L’incompétence de l’administration
"Artisan indépendant, j’ai reçu un PV pour excès de vitesse que j’ai réglé en toute bonne foi immédiatement. À mon plus grand étonnement, j’ai reçu ensuite un second PV pour non-dénonciation de conducteur. Après une première contestation rejetée par l’administration, j’ai décidé de payer aussi cette amende pour sortir de l’engrenage infernal qui me menaçait d’une amende finale de 1 875 euros ! Compte tenu de la faiblesse de mon revenu d’activité, le PV de 450 euros représente deux semaines de revenus." L’artisan aurait ainsi dû se dénoncer lui-même, malgré l’ineptie d’une telle démarche (voir encadré ci-dessous). Comment ? Aucune indication n’est fournie. "Les conducteurs ne comprennent pas qu'il faut s'auto-désigner puisque ce n'est pas écrit", explique Nathalie Troussart, secrétaire générale de la Ligue de défense des conducteurs (LDC). De plus, dans l'avis d'infraction reçu, il y a trois cas de contestations possibles, mais rien sur ce cas précis. "L'Agence nationale de traitement automatisé des infractions (Antai) nous dit qu'il faut qu'ils disent qu'ils ne sont pas conducteurs alors qu'ils sont conducteurs. Ce n'est écrit nulle part. Ils ne se dénoncent donc pas." L’agence leur envoie ainsi une deuxième amende. Double peine.
Réactions des « pigeons »
La LDC a vite croulé sous les témoignages. "Nous avons reçu énormément d’appels, par vagues correspondant aux traitements groupés de l’Antai", observe Nathalie Troussart, qui soulève une énième anormalité : "L'Antai a même appliqué ce dispositif à des infractions d'avant 2017". La LDC est montée au créneau. "Nous avons énormément communiqué. Nous avons demandé à ce que le document soit refait, qu'une case de contestation adéquate puisse être clairement cochée ; nous avons demandé la diminution des amendes, ainsi que l'intégration du droit à l'erreur dans l'article L 121-6. En effet, les conducteurs sont de bonne foi puisqu'ils payent la première amende !" Fin 2017, la Ligue de défense des conducteurs a demandé à tous ses sympathisants (qui sont 1,4 million) de saisir le Défenseur des droits.

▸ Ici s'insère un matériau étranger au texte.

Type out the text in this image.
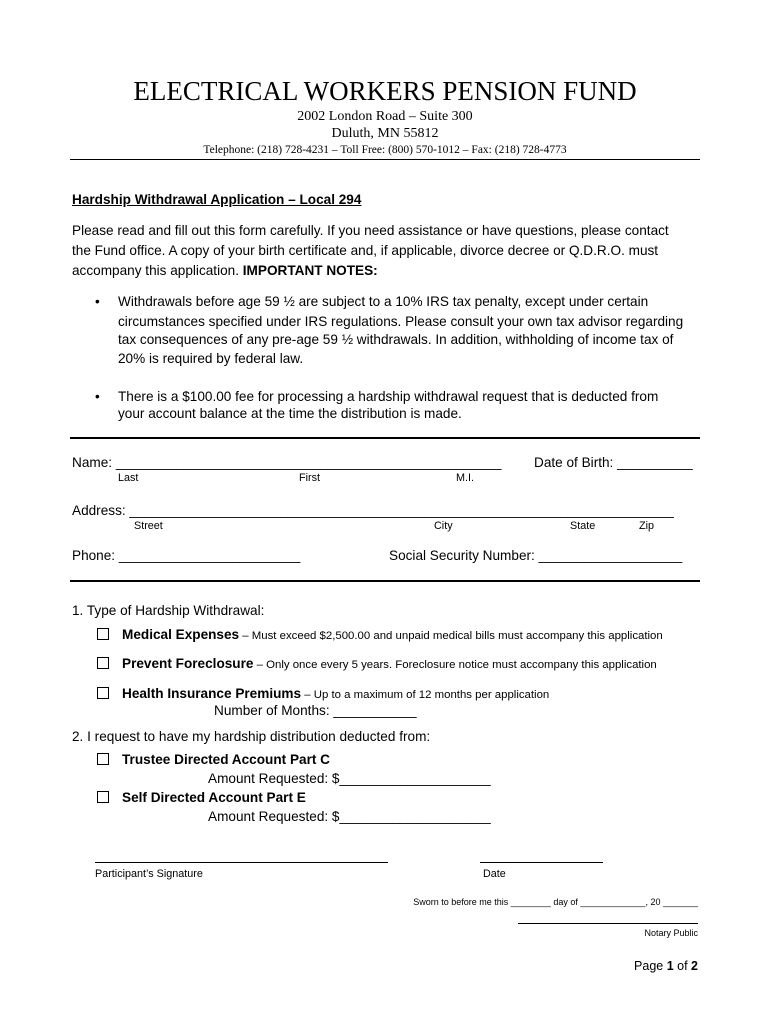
ELECTRICAL WORKERS PENSION FUND
2002 London Road – Suite 300
Duluth, MN 55812
Telephone: (218) 728-4231 – Toll Free: (800) 570-1012 – Fax: (218) 728-4773
Hardship Withdrawal Application – Local 294
Please read and fill out this form carefully. If you need assistance or have questions, please contact
the Fund office. A copy of your birth certificate and, if applicable, divorce decree or Q.D.R.O. must
accompany this application. IMPORTANT NOTES:
• Withdrawals before age 59 ½ are subject to a 10% IRS tax penalty, except under certain
circumstances specified under IRS regulations. Please consult your own tax advisor regarding
tax consequences of any pre-age 59 ½ withdrawals. In addition, withholding of income tax of
20% is required by federal law.
• There is a $100.00 fee for processing a hardship withdrawal request that is deducted from
your account balance at the time the distribution is made.
Name: ___________________________________________________ Date of Birth: __________
Last	First	M.I.
Address: ________________________________________________________________________
Street	City	State	Zip
Phone: ________________________	Social Security Number: ___________________
1. Type of Hardship Withdrawal:
Medical Expenses – Must exceed $2,500.00 and unpaid medical bills must accompany this application
Prevent Foreclosure – Only once every 5 years. Foreclosure notice must accompany this application
Health Insurance Premiums – Up to a maximum of 12 months per application
Number of Months: ___________
2. I request to have my hardship distribution deducted from:
Trustee Directed Account Part C
Amount Requested: $____________________
Self Directed Account Part E
Amount Requested: $____________________
Participant’s Signature	Date
Sworn to before me this ________ day of _____________, 20 _______
Notary Public
Page 1 of 2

Sursaut de l’administration
Face à la recrudescence exceptionnelle des réclamations, le Défenseur des droits a publié une décision en novembre 2017 (n° 2017-328) formulant le même constat que la LDC et produisant des recommandations à l’attention du Gouvernement pour rendre les documents plus compréhensibles. "À la suite d'une rencontre des services du Défenseur des droits avec la délégation interministérielle à la sécurité routière du ministère de l'Intérieur, et après accord de la Direction des affaires criminelles et des grâces du ministère de la Justice, les recommandations du Défenseur des droits ont été majoritairement suivies et les avis de contravention ont été modifiés. Une nouvelle mise en production a été programmée la semaine 51 de l'année 2017 [semaine du lundi 18 décembre, ndlr]", nous a indiqué le service presse de l'institution.
On pourrait croire que le récent vote du Droit à l’erreur (par les députés le 23 janvier 2018) serait une avancée. "J’ai participé à la rédaction d’un amendement spécifique sur le sujet, il a été rejeté", nous confie Maître Josseaume, avocat de la LDC. Après "incompétence" un nouveau mot nous vient à l’esprit : "incohérence".
Personne morale ou personne physique : le coup de gueule
Rémy Josseaume, avocat, docteur en droit et spécialiste en droit routier.
"La loi fait peser sur le représentant légal d’une personne morale une obligation qui consiste à identifier le conducteur au moment de l’infraction. Il y a là une assimilation grossière, comme si une entité économique était nécessairement une personne morale. C’est faux ! C’est scandaleux que l’administration assimile un professionnel libéral ou une entreprise individuelle à une personne morale. C’est faire appliquer un texte à des gens qui ne sont pas visés par le texte. Les tribunaux diront que ces gens-là ne sont pas concernés. Une personne morale a un patrimoine, une personnalité juridique distincte de ceux qui la composent. C’est le b.a.-ba du droit des sociétés/droit commercial. L’administration est incompétente."